犬がご飯を食べない時の理由や対処法については「犬がご飯を食べない!病気?わがまま?考えられる8つの原因と対処法!」で解説しましたが、こちらでは子犬がご飯を食べない7つの理由とそれぞれの対処法について解説していきたいと思います。

監修者
作家 / 獣医学博士 / おおい動物病院 副院長
片川 優子
15歳の時に書いた『佐藤さん』で、第44回講談社児童文学新人賞佳作を受賞し、作家デビュー。一方で、麻布大学大学院獣医学研究科に進み、博士号を取得。犬と人の絆を描いた著書に『これからもリッキーといっしょ』(講談社)などがある。夫、2人の娘、2頭の犬、2頭の猫、2匹のハムスターと暮らす。ペットが幸せに暮らすため、精力的に活動を行っている。

子犬がご飯を食べない7つの理由と対処法!

それでは早速、子犬がご飯を食べない7つの理由とそれぞれの対処法について解説していきましょう。

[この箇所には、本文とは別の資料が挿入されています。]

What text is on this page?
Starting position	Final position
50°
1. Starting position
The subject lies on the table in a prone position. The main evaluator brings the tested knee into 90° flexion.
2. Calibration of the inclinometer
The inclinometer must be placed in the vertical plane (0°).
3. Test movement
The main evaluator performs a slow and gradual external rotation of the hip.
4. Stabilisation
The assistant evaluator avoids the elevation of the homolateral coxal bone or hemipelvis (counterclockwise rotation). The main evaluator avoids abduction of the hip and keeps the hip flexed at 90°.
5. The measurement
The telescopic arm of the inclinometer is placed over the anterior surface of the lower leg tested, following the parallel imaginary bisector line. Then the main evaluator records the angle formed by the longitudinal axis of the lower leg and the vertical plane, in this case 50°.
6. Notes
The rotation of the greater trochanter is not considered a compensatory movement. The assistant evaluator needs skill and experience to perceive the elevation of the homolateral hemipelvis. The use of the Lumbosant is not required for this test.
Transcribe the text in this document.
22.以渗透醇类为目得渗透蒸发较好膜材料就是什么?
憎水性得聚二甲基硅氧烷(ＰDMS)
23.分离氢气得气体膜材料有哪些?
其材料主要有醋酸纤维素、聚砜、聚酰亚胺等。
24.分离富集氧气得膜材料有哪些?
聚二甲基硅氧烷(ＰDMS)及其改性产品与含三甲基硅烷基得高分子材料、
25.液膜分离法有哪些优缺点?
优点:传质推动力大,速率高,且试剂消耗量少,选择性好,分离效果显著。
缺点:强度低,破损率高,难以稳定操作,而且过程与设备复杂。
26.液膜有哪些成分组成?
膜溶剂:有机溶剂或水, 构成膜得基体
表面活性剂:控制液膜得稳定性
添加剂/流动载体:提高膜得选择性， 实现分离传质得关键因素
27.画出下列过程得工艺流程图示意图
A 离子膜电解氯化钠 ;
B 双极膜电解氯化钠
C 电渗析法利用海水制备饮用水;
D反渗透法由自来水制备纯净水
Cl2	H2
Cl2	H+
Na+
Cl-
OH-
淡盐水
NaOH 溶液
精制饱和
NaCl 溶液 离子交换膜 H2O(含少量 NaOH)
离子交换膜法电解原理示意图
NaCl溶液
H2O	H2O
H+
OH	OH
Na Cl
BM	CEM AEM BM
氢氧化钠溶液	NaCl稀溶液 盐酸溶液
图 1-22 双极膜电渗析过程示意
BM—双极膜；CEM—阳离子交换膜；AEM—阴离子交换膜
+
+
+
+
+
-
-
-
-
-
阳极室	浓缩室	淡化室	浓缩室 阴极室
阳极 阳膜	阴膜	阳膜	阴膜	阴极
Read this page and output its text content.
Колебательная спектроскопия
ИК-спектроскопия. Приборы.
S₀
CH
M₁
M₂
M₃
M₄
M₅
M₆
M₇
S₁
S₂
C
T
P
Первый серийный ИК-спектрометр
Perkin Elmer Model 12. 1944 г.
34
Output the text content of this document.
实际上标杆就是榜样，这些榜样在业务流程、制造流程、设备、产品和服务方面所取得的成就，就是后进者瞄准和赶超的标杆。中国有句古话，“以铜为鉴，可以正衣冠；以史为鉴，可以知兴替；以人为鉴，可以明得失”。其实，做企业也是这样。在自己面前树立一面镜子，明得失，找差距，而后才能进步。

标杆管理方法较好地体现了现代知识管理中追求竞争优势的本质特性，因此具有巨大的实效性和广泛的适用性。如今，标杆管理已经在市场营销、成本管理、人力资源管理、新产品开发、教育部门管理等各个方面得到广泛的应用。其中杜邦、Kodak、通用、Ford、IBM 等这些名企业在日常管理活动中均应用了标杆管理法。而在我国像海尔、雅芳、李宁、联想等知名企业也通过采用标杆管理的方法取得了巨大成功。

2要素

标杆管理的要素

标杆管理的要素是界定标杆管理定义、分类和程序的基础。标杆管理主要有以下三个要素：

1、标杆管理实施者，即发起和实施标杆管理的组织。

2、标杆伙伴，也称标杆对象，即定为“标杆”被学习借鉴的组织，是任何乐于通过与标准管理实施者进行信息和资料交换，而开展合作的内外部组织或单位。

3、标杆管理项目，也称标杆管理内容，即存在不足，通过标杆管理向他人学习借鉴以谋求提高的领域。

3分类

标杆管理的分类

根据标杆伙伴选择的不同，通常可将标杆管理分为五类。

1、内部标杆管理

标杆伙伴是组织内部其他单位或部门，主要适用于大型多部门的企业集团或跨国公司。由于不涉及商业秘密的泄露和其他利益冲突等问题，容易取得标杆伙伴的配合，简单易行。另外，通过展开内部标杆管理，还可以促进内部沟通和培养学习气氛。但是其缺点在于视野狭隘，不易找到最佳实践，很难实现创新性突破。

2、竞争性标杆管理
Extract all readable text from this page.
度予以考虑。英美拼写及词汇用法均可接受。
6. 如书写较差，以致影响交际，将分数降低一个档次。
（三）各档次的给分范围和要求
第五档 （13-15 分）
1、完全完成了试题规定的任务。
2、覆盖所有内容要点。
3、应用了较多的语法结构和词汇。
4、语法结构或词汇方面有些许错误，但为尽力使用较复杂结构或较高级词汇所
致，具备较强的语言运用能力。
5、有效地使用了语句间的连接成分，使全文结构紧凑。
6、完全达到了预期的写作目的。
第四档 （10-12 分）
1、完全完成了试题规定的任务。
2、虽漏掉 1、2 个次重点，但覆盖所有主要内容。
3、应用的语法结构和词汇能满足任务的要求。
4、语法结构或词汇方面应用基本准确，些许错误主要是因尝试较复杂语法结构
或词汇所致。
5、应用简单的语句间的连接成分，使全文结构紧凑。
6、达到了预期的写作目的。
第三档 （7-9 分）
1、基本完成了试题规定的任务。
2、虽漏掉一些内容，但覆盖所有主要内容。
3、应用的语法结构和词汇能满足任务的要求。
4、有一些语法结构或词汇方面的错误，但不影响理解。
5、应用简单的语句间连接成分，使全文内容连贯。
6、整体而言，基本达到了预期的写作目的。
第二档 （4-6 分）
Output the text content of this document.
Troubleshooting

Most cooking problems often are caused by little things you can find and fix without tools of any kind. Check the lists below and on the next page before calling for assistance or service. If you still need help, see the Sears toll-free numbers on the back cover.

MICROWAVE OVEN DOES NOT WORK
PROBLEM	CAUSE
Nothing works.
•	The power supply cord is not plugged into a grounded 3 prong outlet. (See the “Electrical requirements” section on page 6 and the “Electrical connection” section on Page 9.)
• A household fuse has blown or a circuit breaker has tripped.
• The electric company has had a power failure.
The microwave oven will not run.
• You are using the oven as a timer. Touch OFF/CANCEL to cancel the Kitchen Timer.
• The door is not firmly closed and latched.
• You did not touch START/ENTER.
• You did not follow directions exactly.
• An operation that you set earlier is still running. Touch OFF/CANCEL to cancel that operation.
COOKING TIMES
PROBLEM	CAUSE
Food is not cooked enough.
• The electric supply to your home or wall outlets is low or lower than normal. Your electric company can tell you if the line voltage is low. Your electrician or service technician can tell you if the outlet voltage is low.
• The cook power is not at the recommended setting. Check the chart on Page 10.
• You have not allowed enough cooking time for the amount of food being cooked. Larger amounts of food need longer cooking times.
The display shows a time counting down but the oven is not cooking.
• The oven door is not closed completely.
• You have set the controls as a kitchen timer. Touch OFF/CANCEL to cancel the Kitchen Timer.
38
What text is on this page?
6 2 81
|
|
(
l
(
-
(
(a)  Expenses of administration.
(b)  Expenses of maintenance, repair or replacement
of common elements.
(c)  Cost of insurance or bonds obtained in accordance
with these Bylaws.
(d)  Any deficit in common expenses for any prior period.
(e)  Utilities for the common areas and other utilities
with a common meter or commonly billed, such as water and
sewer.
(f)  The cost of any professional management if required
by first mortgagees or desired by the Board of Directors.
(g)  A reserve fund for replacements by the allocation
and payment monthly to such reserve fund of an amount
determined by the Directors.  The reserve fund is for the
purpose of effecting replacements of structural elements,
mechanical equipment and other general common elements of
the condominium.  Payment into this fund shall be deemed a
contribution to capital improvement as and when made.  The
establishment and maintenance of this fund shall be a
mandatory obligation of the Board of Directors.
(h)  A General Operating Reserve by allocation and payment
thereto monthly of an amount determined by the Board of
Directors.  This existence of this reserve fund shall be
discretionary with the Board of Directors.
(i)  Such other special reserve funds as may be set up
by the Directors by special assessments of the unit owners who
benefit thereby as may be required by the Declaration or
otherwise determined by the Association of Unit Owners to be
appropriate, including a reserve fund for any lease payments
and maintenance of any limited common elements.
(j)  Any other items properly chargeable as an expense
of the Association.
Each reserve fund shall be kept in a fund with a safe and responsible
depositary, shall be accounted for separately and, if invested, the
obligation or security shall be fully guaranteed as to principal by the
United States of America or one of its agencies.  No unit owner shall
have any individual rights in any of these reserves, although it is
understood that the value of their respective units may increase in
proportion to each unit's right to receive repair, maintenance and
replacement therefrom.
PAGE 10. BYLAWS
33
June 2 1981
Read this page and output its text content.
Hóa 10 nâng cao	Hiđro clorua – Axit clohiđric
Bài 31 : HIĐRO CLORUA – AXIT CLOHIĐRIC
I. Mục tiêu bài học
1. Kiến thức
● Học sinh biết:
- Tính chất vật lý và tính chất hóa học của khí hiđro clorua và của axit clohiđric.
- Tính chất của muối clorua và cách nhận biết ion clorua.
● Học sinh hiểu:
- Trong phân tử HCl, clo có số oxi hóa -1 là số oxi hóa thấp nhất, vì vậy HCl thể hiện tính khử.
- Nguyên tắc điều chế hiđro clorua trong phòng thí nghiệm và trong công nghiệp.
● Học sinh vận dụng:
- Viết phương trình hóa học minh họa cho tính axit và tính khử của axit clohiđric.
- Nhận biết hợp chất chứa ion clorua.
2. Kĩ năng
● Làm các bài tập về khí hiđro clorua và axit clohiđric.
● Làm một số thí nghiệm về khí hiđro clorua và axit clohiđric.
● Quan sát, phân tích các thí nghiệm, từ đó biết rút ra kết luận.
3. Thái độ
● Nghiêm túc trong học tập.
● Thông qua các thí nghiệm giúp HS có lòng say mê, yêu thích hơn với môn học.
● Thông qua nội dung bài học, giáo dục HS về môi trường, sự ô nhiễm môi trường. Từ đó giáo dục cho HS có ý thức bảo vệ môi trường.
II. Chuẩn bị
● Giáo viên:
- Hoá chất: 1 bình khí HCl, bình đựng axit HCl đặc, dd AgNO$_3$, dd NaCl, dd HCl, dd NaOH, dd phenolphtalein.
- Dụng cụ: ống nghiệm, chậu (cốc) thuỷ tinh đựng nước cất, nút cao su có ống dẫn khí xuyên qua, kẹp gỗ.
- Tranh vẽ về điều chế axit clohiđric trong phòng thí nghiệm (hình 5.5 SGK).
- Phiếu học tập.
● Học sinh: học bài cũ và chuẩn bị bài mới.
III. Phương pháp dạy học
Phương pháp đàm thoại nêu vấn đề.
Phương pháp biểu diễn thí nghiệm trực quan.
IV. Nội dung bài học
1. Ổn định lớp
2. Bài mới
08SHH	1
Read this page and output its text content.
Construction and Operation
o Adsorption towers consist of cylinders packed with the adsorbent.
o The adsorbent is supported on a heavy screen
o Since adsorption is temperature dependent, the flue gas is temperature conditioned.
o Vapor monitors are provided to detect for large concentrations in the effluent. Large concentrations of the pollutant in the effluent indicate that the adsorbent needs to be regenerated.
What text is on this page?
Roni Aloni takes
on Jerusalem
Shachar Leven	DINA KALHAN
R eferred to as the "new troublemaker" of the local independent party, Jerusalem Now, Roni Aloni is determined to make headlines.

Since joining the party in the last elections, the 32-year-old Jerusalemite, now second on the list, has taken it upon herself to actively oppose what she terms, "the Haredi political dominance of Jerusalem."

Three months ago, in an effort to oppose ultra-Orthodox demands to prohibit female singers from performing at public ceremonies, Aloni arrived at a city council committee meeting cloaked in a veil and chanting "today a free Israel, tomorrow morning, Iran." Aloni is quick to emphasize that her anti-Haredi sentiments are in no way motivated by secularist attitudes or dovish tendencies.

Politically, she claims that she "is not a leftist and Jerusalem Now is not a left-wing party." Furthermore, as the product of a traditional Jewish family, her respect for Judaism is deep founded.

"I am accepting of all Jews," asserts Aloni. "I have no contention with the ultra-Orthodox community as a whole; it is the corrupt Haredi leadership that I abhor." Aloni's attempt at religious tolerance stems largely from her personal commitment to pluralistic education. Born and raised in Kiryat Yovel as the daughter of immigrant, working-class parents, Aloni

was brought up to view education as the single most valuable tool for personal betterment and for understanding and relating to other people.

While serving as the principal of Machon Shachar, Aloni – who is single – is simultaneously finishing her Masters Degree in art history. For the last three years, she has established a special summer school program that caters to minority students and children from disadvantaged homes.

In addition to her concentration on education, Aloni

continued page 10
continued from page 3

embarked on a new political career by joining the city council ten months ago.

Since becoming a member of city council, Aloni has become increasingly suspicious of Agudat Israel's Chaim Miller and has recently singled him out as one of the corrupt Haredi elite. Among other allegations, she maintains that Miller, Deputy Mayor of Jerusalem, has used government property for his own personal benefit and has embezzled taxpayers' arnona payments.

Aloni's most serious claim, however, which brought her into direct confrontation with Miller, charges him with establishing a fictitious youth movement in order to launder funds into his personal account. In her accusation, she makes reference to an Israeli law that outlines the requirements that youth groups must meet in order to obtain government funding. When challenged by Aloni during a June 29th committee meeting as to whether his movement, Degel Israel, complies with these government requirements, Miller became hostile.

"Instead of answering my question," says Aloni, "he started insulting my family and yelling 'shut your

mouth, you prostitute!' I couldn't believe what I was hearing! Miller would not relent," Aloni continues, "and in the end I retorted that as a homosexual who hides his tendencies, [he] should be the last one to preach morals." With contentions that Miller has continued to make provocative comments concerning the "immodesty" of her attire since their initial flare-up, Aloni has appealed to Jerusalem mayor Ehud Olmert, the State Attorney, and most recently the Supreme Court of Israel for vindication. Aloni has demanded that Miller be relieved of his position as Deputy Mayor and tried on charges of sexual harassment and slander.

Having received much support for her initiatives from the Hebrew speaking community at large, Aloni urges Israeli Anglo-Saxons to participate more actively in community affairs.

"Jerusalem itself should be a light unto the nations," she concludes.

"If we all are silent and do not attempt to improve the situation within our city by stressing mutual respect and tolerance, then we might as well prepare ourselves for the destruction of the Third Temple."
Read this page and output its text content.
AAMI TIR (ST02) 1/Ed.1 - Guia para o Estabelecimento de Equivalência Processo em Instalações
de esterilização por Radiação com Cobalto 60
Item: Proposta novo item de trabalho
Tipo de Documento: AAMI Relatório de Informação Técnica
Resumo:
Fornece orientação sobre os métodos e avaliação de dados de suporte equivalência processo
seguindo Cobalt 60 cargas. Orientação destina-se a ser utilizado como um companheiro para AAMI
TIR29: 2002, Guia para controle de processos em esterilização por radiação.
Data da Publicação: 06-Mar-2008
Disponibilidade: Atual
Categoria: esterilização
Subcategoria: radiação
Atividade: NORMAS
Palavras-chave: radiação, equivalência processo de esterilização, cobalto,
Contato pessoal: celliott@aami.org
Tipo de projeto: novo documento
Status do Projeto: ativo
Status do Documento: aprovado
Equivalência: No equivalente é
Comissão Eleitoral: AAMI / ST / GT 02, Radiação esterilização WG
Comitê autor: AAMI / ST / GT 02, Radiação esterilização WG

犬がご飯を食べない理由と対処法の総合版「犬がご飯を食べない!病気?わがまま?考えられる8つの原因と対処法!」も併せて見ていただくと、より理解が深まるかと思います。

ここでは、子犬がご飯を食べない一般的な理由について紹介しています。必ずしもすべての子犬に該当するとは限りません。中には例外もたくさんあるため、様子がおかしいと感じる時は必ず獣医さんに相談するようにして下さい。

ドッグフードが食べづらい

子犬がご飯を食べない理由でもっとも多いのが、この食べづらいです。

離乳食からパピー用のドッグフードに変えた時、あるいはパピー用から成犬用に変えた時など、食べるドッグフードが変わると途端に食いつきが悪くなることもあります。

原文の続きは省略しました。